Saturday, December 15, 2007

10 Items or Less? NO!

Grammarians don't write express lane signs.

Walk into any grocery story (except Giant) and you'll see signs that say, "10 Items or Less." They should say, "10 Items or Fewer."

Why? Because you can count items. Four calling birds, three French hens, two turtledoves. Count them.

With regard to the grocery store, they might be Cornish hens, but you could still count them, and if you were to put three on the checkout belt, you'd better not put more than seven of anything else on it. Not in these here parts anyhow.

With the impending ice storm, you run out to the store for bread, milk, and toilet paper. You reach the checkout and unload the gallon of milk onto the conveyor belt.
Rather, you mean to, but it slips out of your hand and bursts open on the floor. Milk seeps out, ounce by liquid white ounce. Now there is less milk in the jug and more on the floor. If you were to count the ounces, you would have fewer ounces of milk, but less milk. Get it?

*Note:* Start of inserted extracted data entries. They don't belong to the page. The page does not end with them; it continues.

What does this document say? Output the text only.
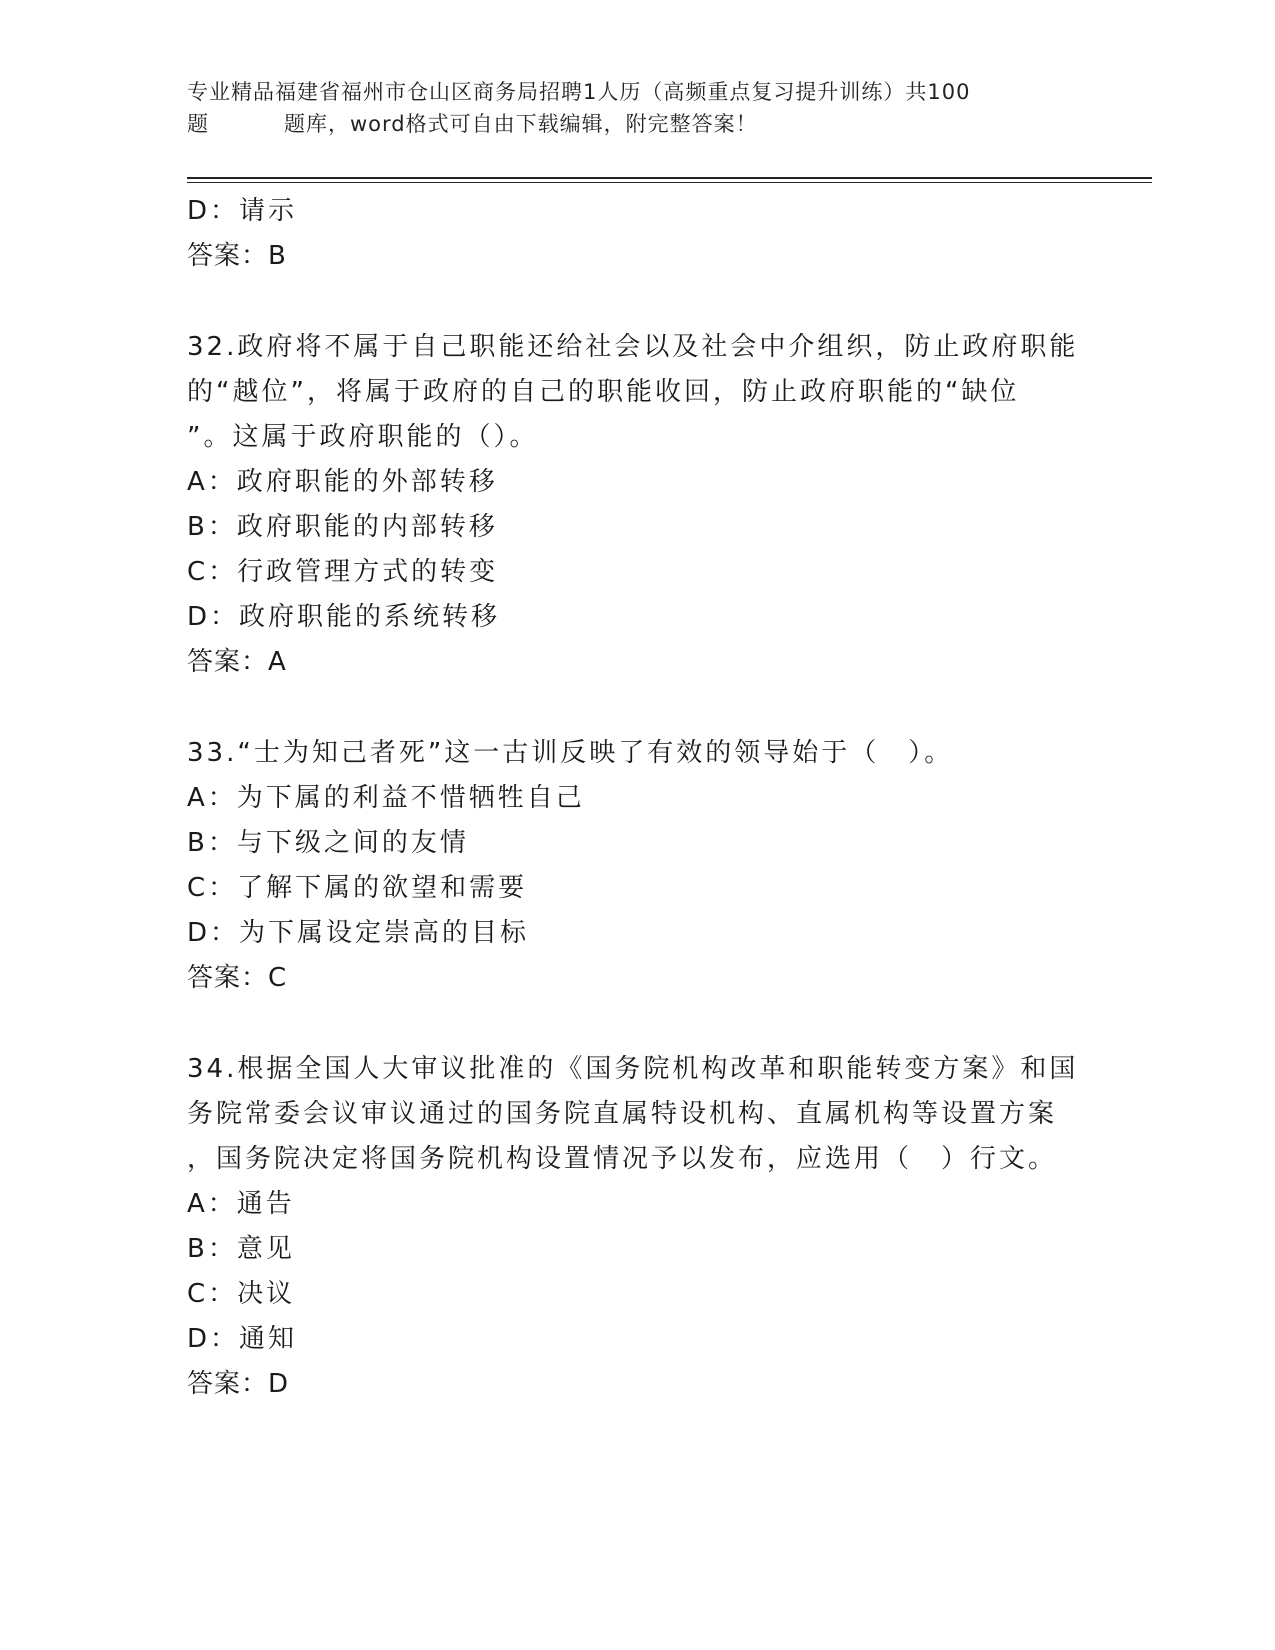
专业精品福建省福州市仓山区商务局招聘1人历（高频重点复习提升训练）共100
题	题库，word格式可自由下载编辑，附完整答案！
D：请示
答案：B
32.政府将不属于自己职能还给社会以及社会中介组织，防止政府职能
的“越位”，将属于政府的自己的职能收回，防止政府职能的“缺位
”。这属于政府职能的（）。
A：政府职能的外部转移
B：政府职能的内部转移
C：行政管理方式的转变
D：政府职能的系统转移
答案：A
33.“士为知己者死”这一古训反映了有效的领导始于（　）。
A：为下属的利益不惜牺牲自己
B：与下级之间的友情
C：了解下属的欲望和需要
D：为下属设定崇高的目标
答案：C
34.根据全国人大审议批准的《国务院机构改革和职能转变方案》和国
务院常委会议审议通过的国务院直属特设机构、直属机构等设置方案
，国务院决定将国务院机构设置情况予以发布，应选用（　）行文。
A：通告
B：意见
C：决议
D：通知
答案：D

You then request a book of stamps. To replace the milk, you ask? No, although that's a perfectly logical guess, but not quite where I'm headed with this grammar lesson.

The book of stamps has twenty stamps. Woops! Last time I checked, twenty stamps is roughly ten more than the ten items allotted in the express lane. Oh, you say, it's just one book, so you're okay.

Next time I'm in the express lane with ten items or fewer, I think I'll kindly (smugly?) tell the lady in front of me--the one buying a four-pack of Starbucks Frappucino and a box of powdered donut holes-- to move to the regular checkout lane. I just know from a quick count that there are more than six munchkins in that box.

On the other hand, if there's a man in front of me with a dozen roses, I'll smile and think, "How romantic." More flowers, more love. Fewer flowers, less love. (Not that I've EVER thought about love in such quantifiable terms or anything.)

10 comments:

Anonymous said...

It's official. YOu're KOOKY:) I luv ya anyway! I must say though, I am very aware of what I say/write around you. You're the "Grammar Police". (You're poor kids:)

Anonymous said...

Yes, we are her poor kids. Which is probably why I noticed that "You're poor kids" should be "Your poor kids" (Sorry, I couldn't resist that!)

It's scary, I'm turning into my mom sooner than I should be! Thankfully it's paying off in college so far so I can't complain too much.

Anonymous said...

Oh Sarah. Thats' what I get for writing a comment on you're mother'''s blog. (Just kidding. The funny thing is, I was going to purposely use apostrophes wrong in the last comment and changed my mind. Guess I did it anyway.) Im' sure i use'd them "good" this time, right? :)

Zo, aren't you glad I only teach Joel Art???

Zoanna said...

Marie, I am so sad when people say that (that they watch what they say or write around me). But I understand. It must be like me when I'm talking to science nerds or computer geeks or health freaks.They just have it together in their own "department" and it intimidates me. But really, I'd rather get a poorly punctuated note or comment than none at all. Or an email riddled with mistakes. I just cringe when I see mistakes like this commercially or coming from a publication at school or church where the standards should be high. But for my friends? Nah....just keep talkin', keep writin', no matter how it sounds.

Anonymous said...

Great post!! Very clever too.

Vicki said...

Zo, all these lessons and I still don't know how to write the sentence correctly:
I am going to my parent's house for Christmas.
or is it
I am going to my parents house for Christmas...
I am hopeless...

Zoanna said...

Tori, you are so funny.

ABout the sentence, do you have one or two parents? I assume two, or you would have said "my mom's house" or "my dad's house," right?

Do this little check.
Who does the house belong to?
Parents.
Plural. So put the apostrophe after the one or ones who own it.
Parents' house. (I wouldn't put an additional "s" on it because you'd have to pronounce it "parent-ses." Dumb.

The exercise is always the same.
You have one cat. It's the cat's toy.
Two cats, one toy? Cats' toy.
Two cats, more than one toy? Cats' toys.
Lots of children singing? Children's voices. Children apostrophe.
This one cracks me up when I see it:
Pastor's wives.

Vicki said...

SOOOOO helpful... thanks!

Anonymous said...

Tsk, tsk on me. I went back and saw my own worst grammatical enemy: who/whom. I should have said, "Whom the house belong to?" or "To whom does the house belong?" (a wording that's personally awkward, so I tend to avoid it). I have to think quite hard about the who/whom thing every stinkin' time.

Anonymous said...

Whom DOES the house belong to? See, I can't even NOT correct my own mistakes. It's annoying to be OC about some stuff.